La dette manquante : les swaps de change
Sous cette partie visible se cache une masse bien plus grande, logée dans les swaps de change. Dans un swap, une caisse de retraite néerlandaise ou un assureur japonais emprunte des dollars et prête des euros ou des yens à l’aller, puis fait l’inverse au retour. L’opération ressemble à un repo, mais avec une devise en guise de collatéral. La différence cruciale : ces obligations de paiement en dollars sont enregistrées hors bilan, dans un angle mort comptable. Elles n’apparaissent pas dans les statistiques de dette classiques.

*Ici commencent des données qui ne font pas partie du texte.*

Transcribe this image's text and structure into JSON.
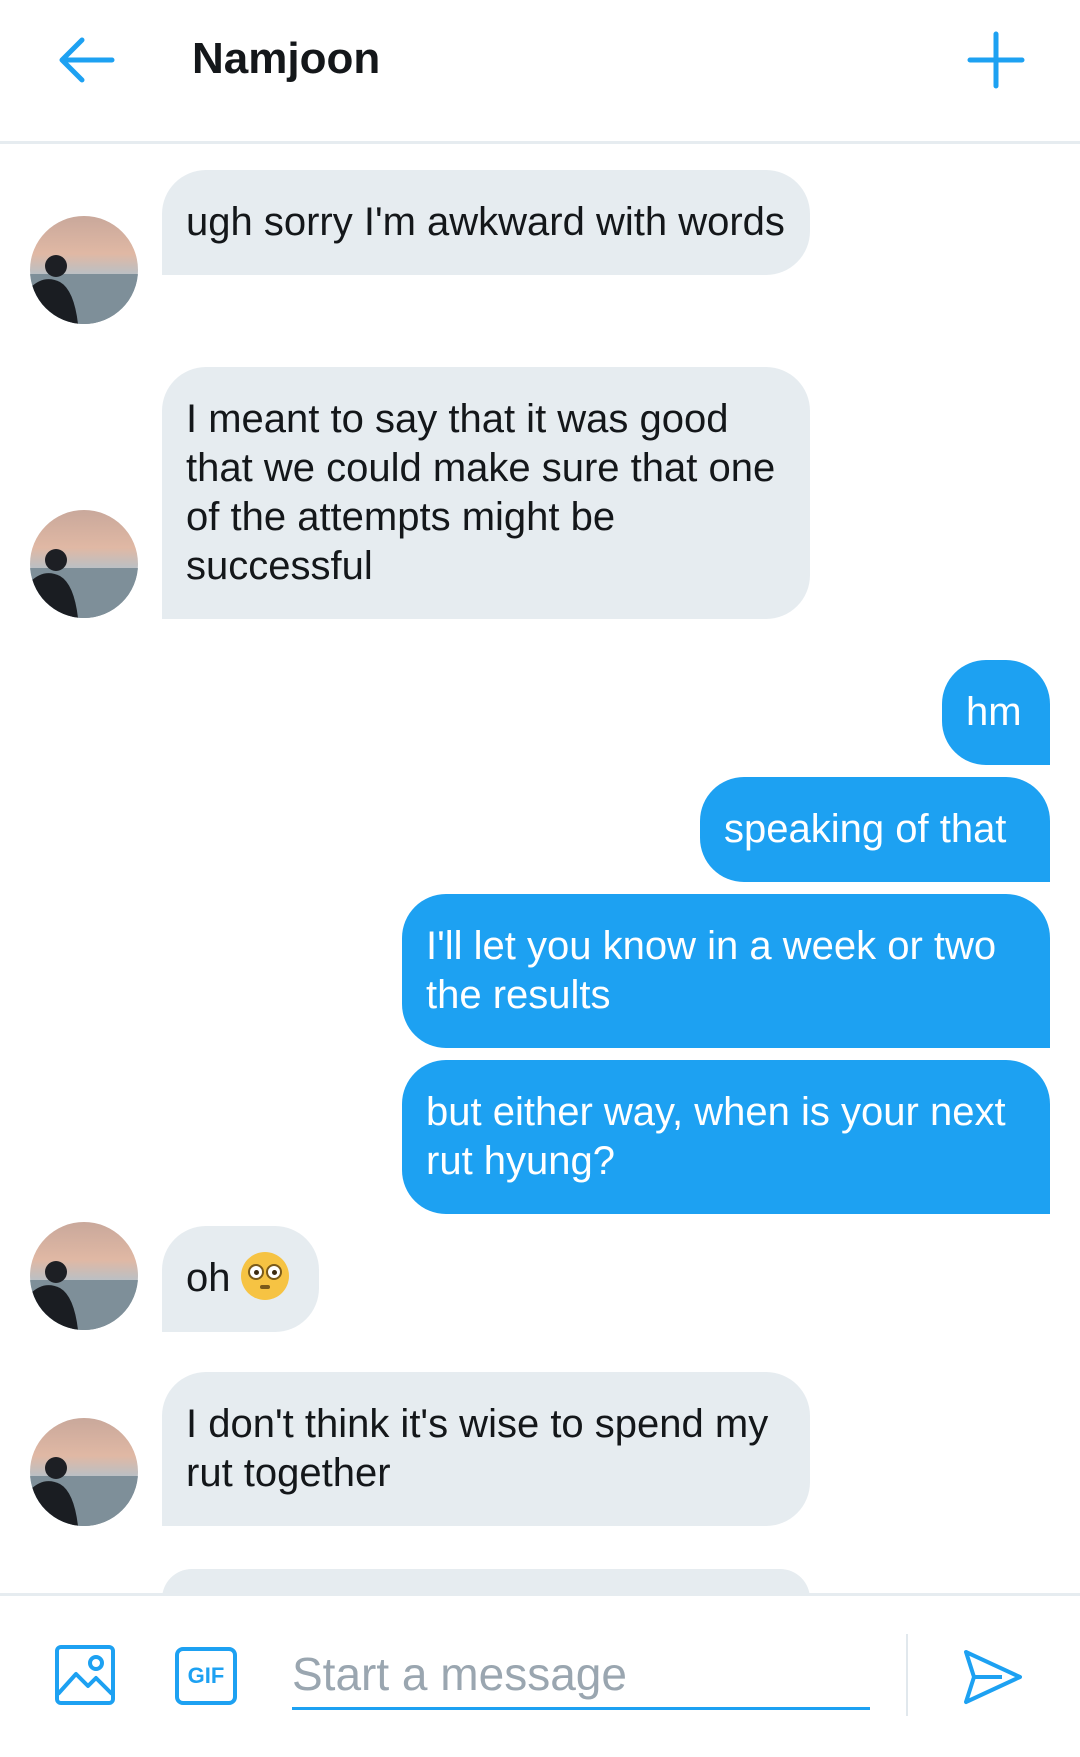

La BIS a tenté de chiffrer cette dette manquante. Dans son estimation de référence, sur données de 2022, les non-banques situées hors des États-Unis devaient ainsi près de 26 000 milliards de dollars via ces instruments, soit le double de leur dette dollar inscrite au bilan, et en forte hausse depuis les 17 000 milliards de 2016. Pour les banques non américaines, ce montant hors bilan dépassait 39 000 milliards de dollars, plus de dix fois leurs fonds propres. L’essentiel de cette dette est très court terme, ce qui crée des besoins de refinancement permanents et, donc, un risque de squeeze à chaque tension.
Pourquoi c’est un risque systémique
Le problème n’est pas la taille en soi, mais la combinaison d’un financement court, d’un hors bilan opaque et d’une dépendance totale à un dollar émis ailleurs. Quand les conditions se tendent, les détenteurs de dollars hors des États-Unis cherchent tous à se refinancer en même temps, et le dollar offshore devient brutalement rare. C’est ce qui s’est produit en 2008, puis en mars 2020 : le marché des swaps de change s’est figé, et la Réserve fédérale a dû ouvrir des lignes de swap avec les grandes banques centrales pour réinjecter des dollars dans le système mondial.
Or la Fed agit alors en pompier d’un incendie qu’elle voit mal. Comme le souligne la BIS, les autorités sont intervenues en 2008 et 2020 avec peu d’informations sur qui devait quoi et où. Le prêteur en dernier ressort du dollar mondial pilote en partie à l’aveugle, sur une dette qui ne figure nulle part dans les bilans qu’il surveille. C’est précisément la zone d’opacité que ce journal cherche à éclairer.
L’étage offshore de la même machine
L’eurodollar ne vit pas à part. Il se finance sur les mêmes marchés que le repo, il abrite une partie de l’intermédiation non bancaire, et les centres offshore comme les îles Caïmans concentrent une part croissante du crédit transfrontière. C’est la couche internationale d’un seul et même système, où la liquidité se fabrique sur des bilans contraints, à effet de levier, et où une part toujours plus grande échappe à la mesure. La question n’est pas de savoir si ce dollar offshore est systémique, il l’est de façon évidente, mais de savoir combien de temps encore on acceptera de le surveiller avec des statistiques qui en ignorent la moitié.
Sources principales : Bank for International Settlements, indicateurs de liquidité mondiale, données à fin décembre 2025 (crédit dollar aux non-banques hors US à 14 300 milliards de dollars, plus forte croissance depuis 2014 ; crédit euro et yen hors zone) ; BIS, Quarterly Review de décembre 2022, Borio, McCauley et McGuire, « Dollar debt in FX swaps and forwards: huge, missing and growing » (dette dollar hors bilan estimée à environ 26 000 milliards pour les non-banques hors US et plus de 39 000 milliards pour les banques non américaines, sur données 2022) ; BIS, « FX swaps and forwards: missing global debt? » (Quarterly Review, septembre 2017) ; McGuire et von Peter, « The US dollar shortage in global banking and the international policy response » (BIS Working Papers, 2009). Chiffres et dates vérifiés un à un.
Cet article ne constitue en aucun cas un conseil en investissement.